The Hermit Speaks. — The art of associating with men rests essentially on one’s skillfulness (which presupposes long exercise) in accepting a repast, in taking a repast, in the cuisine of which one has no confidence. Provided one comes to the table with the hunger of a wolf everything is easy (“the worst society gives thee experience” — as Mephistopheles says) ; but one has not always this wolf’s hunger when one needs it! Alas I how difficult are our fellow-men to digest! First principle: to stake one’s courage as in a misfortune, to seize boldly, to admire oneself at the same time, to take one’s repugnance between one’s teeth, to cram down one’s disgust. Second principle: to “improve” one’s fellow-man, by praise for example, so that he may begin to sweat out his self-complacency ; or to seize a tuft of his good or “interesting” qualities, and pull at it till one gets his whole virtue out, and can put him under the folds of it. Third principle: self-hypnotism. To fix one’s eye on the object of one’s intercourse as on a glass knob, until, ceasing to feel pleasure or pain thereat, one falls asleep unobserved, becomes rigid, and acquires a fixed pose: a household recipe used in married life and in friendship, well tested and prized as indispensable, but not yet scientifically formulated.

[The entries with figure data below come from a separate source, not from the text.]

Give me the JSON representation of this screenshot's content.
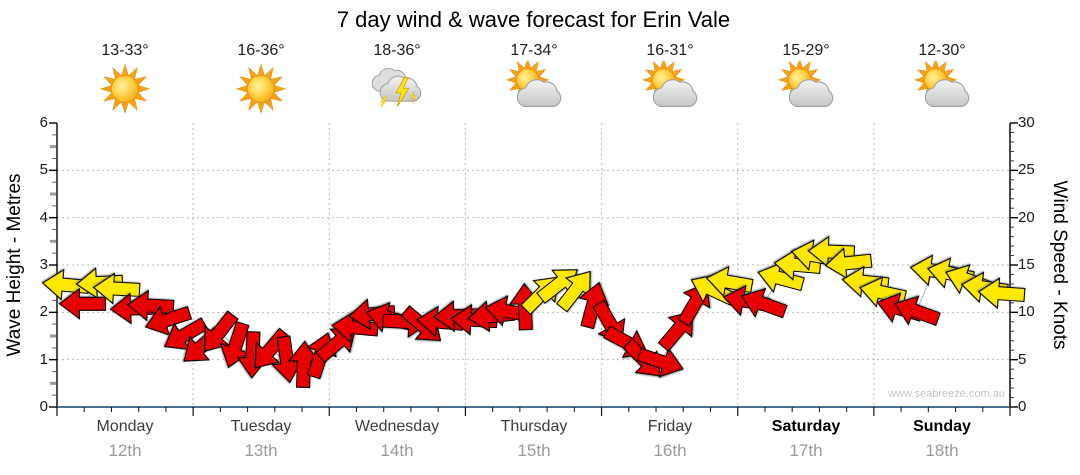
{
  "title": "7 day wind & wave forecast for Erin Vale",
  "watermark": "www.seabreeze.com.au",
  "days": [
    {
      "name": "Monday",
      "date": "12th",
      "temps": "13-33°",
      "icon": "sunny",
      "weekend": false
    },
    {
      "name": "Tuesday",
      "date": "13th",
      "temps": "16-36°",
      "icon": "sunny",
      "weekend": false
    },
    {
      "name": "Wednesday",
      "date": "14th",
      "temps": "18-36°",
      "icon": "storm",
      "weekend": false
    },
    {
      "name": "Thursday",
      "date": "15th",
      "temps": "17-34°",
      "icon": "partly-cloudy",
      "weekend": false
    },
    {
      "name": "Friday",
      "date": "16th",
      "temps": "16-31°",
      "icon": "partly-cloudy",
      "weekend": false
    },
    {
      "name": "Saturday",
      "date": "17th",
      "temps": "15-29°",
      "icon": "partly-cloudy",
      "weekend": true
    },
    {
      "name": "Sunday",
      "date": "18th",
      "temps": "12-30°",
      "icon": "partly-cloudy",
      "weekend": true
    }
  ],
  "axes": {
    "left_title": "Wave Height - Metres",
    "right_title": "Wind Speed - Knots",
    "left_ticks": [
      0,
      1,
      2,
      3,
      4,
      5,
      6
    ],
    "right_ticks": [
      0,
      5,
      10,
      15,
      20,
      25,
      30
    ]
  },
  "colors": {
    "arrow_yellow": "#ffe800",
    "arrow_red": "#e60000",
    "bottom_axis": "#4a7096",
    "gridline": "#b8b8b8",
    "trend_line": "#b0b0b0"
  },
  "chart_data": {
    "type": "wind-arrow-timeseries",
    "title": "7 day wind & wave forecast for Erin Vale",
    "categories": [
      "Monday 12th",
      "Tuesday 13th",
      "Wednesday 14th",
      "Thursday 15th",
      "Friday 16th",
      "Saturday 17th",
      "Sunday 18th"
    ],
    "ylabel_left": "Wave Height - Metres",
    "ylabel_right": "Wind Speed - Knots",
    "ylim_left": [
      0,
      6
    ],
    "ylim_right": [
      0,
      30
    ],
    "grid": "dotted, at every 5 knots and at day boundaries",
    "legend": "none",
    "points_per_day": 8,
    "arrow_format": "[wind_knots, direction_deg_cw_from_east, Y=yellow|R=red]",
    "arrows": [
      [
        12.9,
        185,
        "Y"
      ],
      [
        10.9,
        180,
        "R"
      ],
      [
        13.1,
        177,
        "Y"
      ],
      [
        12.5,
        183,
        "Y"
      ],
      [
        10.4,
        178,
        "R"
      ],
      [
        10.7,
        183,
        "R"
      ],
      [
        9.2,
        162,
        "R"
      ],
      [
        7.6,
        150,
        "R"
      ],
      [
        6.4,
        140,
        "R"
      ],
      [
        7.8,
        128,
        "R"
      ],
      [
        6.5,
        108,
        "R"
      ],
      [
        5.5,
        92,
        "R"
      ],
      [
        6.0,
        130,
        "R"
      ],
      [
        5.0,
        82,
        "R"
      ],
      [
        4.5,
        272,
        "R"
      ],
      [
        5.5,
        288,
        "R"
      ],
      [
        6.8,
        320,
        "R"
      ],
      [
        8.4,
        185,
        "R"
      ],
      [
        9.8,
        175,
        "R"
      ],
      [
        9.4,
        195,
        "R"
      ],
      [
        9.0,
        3,
        "R"
      ],
      [
        8.6,
        40,
        "R"
      ],
      [
        9.0,
        185,
        "R"
      ],
      [
        9.6,
        178,
        "R"
      ],
      [
        9.2,
        183,
        "R"
      ],
      [
        9.6,
        174,
        "R"
      ],
      [
        10.1,
        190,
        "R"
      ],
      [
        10.6,
        268,
        "R"
      ],
      [
        12.0,
        315,
        "Y"
      ],
      [
        13.0,
        322,
        "Y"
      ],
      [
        12.4,
        308,
        "Y"
      ],
      [
        10.8,
        285,
        "R"
      ],
      [
        8.8,
        60,
        "R"
      ],
      [
        6.8,
        28,
        "R"
      ],
      [
        5.0,
        45,
        "R"
      ],
      [
        4.8,
        18,
        "R"
      ],
      [
        8.2,
        310,
        "R"
      ],
      [
        11.0,
        300,
        "R"
      ],
      [
        12.4,
        205,
        "Y"
      ],
      [
        13.2,
        190,
        "Y"
      ],
      [
        11.2,
        190,
        "R"
      ],
      [
        10.9,
        200,
        "R"
      ],
      [
        13.6,
        195,
        "Y"
      ],
      [
        15.0,
        185,
        "Y"
      ],
      [
        16.0,
        190,
        "Y"
      ],
      [
        16.4,
        182,
        "Y"
      ],
      [
        15.2,
        174,
        "Y"
      ],
      [
        13.2,
        186,
        "Y"
      ],
      [
        12.1,
        192,
        "Y"
      ],
      [
        10.4,
        196,
        "R"
      ],
      [
        10.1,
        200,
        "R"
      ],
      [
        14.4,
        188,
        "Y"
      ],
      [
        14.1,
        192,
        "Y"
      ],
      [
        13.4,
        200,
        "Y"
      ],
      [
        12.6,
        188,
        "Y"
      ],
      [
        12.0,
        184,
        "Y"
      ]
    ]
  }
}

Its proper name is — patience —

Gay Science paragraph 364

To think that one always needs to make rapport is a mistake. NLP offers different techniques like mirroring as a way to establish if rapport is needed. In many cases there is no need for rapport. In many other cases people have rapport automatically and trying to establish rapport breaks the rapport that was already there.

Trust and intimacy. – He who deliberately seeks to establish an intimacy with another person is usually in doubt as to whether he possesses his trust. He who is sure he is trusted sets little value on intimacy.